ECB Needs To Build A Macroeconomic Narrative To Justify Upcoming Tapering

ECB's upcoming taperingEuropean Central Bank

Draghi’s speech in Sintra central bankers summit triggered some excitement yesterday morning because he argued that a central bank, which does not change its policy amid improving cyclical conditions, is, in effect, loosening its stance, thus implicitly opening the door to some tightening. BoAML’s analysts think it is not a surprise. “Rather than engaging in a “hawkish festival”, we think we should pay attention to the very prudent tone he maintained throughout, “they explain.

Tapering will come anyway, largely because of technical/ political constraints around QE. The ECB will still have to justify this with a macroeconomic narrative. This is what the ECB President has set out to do. However, experts believe that what he said yesterday is also consistent with a very slow exit.

In particular, with a growing decoupling between QE — now increasingly presented as an emergency tool — and policy rates, which could well stay “low for long”, because a key message from the ECB is that, while deflation risks have abated, inflation normalization (back to “below but close” to 2%) will take very long.

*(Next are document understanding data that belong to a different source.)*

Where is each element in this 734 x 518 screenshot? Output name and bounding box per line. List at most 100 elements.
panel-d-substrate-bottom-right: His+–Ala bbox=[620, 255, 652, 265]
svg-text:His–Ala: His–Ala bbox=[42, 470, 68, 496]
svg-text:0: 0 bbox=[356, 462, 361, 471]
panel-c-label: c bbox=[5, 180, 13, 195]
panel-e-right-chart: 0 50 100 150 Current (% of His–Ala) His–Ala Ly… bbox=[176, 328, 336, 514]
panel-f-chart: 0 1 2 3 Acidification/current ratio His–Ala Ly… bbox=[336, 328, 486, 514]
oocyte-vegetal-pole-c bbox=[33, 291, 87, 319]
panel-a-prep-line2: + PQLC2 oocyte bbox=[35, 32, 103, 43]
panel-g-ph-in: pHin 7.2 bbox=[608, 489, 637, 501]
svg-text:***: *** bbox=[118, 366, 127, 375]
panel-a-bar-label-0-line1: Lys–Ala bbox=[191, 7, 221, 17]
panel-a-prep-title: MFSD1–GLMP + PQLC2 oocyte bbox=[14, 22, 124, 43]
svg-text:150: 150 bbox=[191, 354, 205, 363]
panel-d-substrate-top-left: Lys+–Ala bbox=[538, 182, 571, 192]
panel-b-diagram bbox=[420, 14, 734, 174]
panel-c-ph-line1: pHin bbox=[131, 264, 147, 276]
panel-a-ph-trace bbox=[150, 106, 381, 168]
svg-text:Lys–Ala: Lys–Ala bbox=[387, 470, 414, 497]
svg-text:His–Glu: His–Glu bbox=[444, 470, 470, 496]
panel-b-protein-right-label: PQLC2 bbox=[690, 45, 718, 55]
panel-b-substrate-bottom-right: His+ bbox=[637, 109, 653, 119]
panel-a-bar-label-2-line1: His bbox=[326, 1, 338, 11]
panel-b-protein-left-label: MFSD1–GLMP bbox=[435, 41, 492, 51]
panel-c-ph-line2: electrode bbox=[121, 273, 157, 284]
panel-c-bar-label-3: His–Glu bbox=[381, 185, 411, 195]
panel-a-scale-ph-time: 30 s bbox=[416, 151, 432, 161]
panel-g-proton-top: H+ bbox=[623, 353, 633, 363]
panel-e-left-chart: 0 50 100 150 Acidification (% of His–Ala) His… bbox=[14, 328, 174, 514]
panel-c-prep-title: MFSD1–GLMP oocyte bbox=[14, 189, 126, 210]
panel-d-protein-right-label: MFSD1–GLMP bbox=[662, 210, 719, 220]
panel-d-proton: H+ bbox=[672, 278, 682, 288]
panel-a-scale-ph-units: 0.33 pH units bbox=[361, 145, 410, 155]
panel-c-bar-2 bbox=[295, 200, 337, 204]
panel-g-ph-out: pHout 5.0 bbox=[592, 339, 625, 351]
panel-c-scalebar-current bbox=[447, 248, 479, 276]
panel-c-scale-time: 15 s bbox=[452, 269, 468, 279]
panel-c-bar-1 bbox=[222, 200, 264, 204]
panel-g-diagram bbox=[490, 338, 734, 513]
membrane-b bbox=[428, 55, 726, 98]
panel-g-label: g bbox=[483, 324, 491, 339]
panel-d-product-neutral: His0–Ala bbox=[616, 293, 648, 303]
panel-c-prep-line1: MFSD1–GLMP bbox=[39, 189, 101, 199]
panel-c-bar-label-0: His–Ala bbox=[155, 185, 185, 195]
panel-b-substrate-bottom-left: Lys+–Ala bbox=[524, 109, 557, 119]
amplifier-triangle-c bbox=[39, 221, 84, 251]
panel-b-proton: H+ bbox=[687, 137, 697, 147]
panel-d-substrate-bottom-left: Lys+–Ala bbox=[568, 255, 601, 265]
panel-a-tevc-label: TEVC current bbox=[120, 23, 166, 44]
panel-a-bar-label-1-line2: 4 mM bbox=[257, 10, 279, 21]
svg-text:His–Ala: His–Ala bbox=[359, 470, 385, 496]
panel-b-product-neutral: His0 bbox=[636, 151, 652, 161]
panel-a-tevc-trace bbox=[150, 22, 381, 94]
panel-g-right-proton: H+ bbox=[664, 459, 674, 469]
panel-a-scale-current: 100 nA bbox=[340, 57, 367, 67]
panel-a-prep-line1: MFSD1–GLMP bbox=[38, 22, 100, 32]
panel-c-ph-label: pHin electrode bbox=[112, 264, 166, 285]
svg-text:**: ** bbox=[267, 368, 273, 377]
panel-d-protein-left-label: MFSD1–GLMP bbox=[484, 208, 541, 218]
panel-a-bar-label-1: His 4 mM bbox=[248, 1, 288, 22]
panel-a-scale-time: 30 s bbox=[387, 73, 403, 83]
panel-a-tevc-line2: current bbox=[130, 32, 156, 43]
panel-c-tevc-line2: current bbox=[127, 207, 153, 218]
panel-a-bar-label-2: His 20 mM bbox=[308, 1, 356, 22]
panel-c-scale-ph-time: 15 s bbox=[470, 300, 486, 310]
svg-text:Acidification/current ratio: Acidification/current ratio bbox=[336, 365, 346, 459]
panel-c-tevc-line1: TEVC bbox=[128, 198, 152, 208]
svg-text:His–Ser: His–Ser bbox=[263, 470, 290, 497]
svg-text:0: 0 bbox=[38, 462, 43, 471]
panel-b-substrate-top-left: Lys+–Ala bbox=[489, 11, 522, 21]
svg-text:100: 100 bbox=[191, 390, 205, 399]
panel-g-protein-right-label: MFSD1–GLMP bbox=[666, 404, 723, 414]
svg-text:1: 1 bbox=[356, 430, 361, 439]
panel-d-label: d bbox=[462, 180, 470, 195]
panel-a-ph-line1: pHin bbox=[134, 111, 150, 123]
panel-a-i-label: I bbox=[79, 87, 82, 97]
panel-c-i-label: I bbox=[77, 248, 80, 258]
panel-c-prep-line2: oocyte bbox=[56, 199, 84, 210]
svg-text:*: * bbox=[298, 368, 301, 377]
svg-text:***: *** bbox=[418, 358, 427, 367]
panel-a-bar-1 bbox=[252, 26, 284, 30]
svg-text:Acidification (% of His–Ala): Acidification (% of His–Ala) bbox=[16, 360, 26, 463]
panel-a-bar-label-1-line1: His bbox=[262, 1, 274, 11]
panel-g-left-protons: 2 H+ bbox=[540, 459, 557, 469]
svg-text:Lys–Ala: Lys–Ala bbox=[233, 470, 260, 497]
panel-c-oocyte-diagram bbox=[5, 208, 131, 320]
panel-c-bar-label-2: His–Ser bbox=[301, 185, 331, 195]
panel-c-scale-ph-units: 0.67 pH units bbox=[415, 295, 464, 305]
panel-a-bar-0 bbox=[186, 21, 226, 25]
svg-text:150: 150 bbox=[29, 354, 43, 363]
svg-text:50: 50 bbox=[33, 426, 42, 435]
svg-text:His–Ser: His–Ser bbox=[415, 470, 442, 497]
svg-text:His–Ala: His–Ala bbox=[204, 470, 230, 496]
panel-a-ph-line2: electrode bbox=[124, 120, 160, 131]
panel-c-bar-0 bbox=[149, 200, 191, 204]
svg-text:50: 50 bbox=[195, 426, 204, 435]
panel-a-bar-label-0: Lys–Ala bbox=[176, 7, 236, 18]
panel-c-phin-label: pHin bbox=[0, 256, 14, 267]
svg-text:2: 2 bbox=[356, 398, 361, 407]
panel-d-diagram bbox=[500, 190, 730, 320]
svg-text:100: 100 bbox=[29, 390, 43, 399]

Conditions changed compared to three years ago

Draghi insisted ‎on the idea that QE was triggered by a sense, three years ago, that the Euro area was at risk of a negative spiral, with cyclical deterioration becoming entrenched and possibly taking potential GDP growth down, with the output gap thus closing “in the wrong direction”. This called for a monetary stance bringing the economy onto a sounder footing “without undue delay”. The situation has changed now, with a central bank confident that cyclical conditions have brightened and deflationary spirals have become much less ‎likely. Emergency action is thus much less necessary.

But, at the same time, Draghi has taken pains to show that a full normalization of inflation is still far away, pointing at the deteriorating quality of the jobs being created, impeding wage growth, a succession of negative external shocks (such as commodity prices)‎ and some measure of low inflation hysteresis (expected inflation is affected by years of sub-par observed inflation, as investors and economic agents, in general, “get used” to low consumer price growth).

Prudent retreat – and low rates for long. We stick to our call

This got Draghi to his usual point that a substantial quantum of monetary policy support is warranted (“we have to be persistent”) and that any change in policy parameters needs to be gradual (and prudent). This increasingly points to the notion that focus is going to gradually shift away from QE — what you do when risks abound — and more towards policy rates — what you do “for the long haul”. At the end BoAML concludes:

This we think strengthens our point (made in our note last week) that, while QE is tapered, forward guidance on rates (low for long) will remain. We reiterate our policy call: we expect the ECB to prepare the grounds in September to announce in October that QE will be scaled back from the current EUR 60bn/month to EUR 40bn for six months (Jan-Jun18), followed by faster tapering in 2H18. When QE ends in Dec-18, we expect a one-off technical hike in the deposit rate.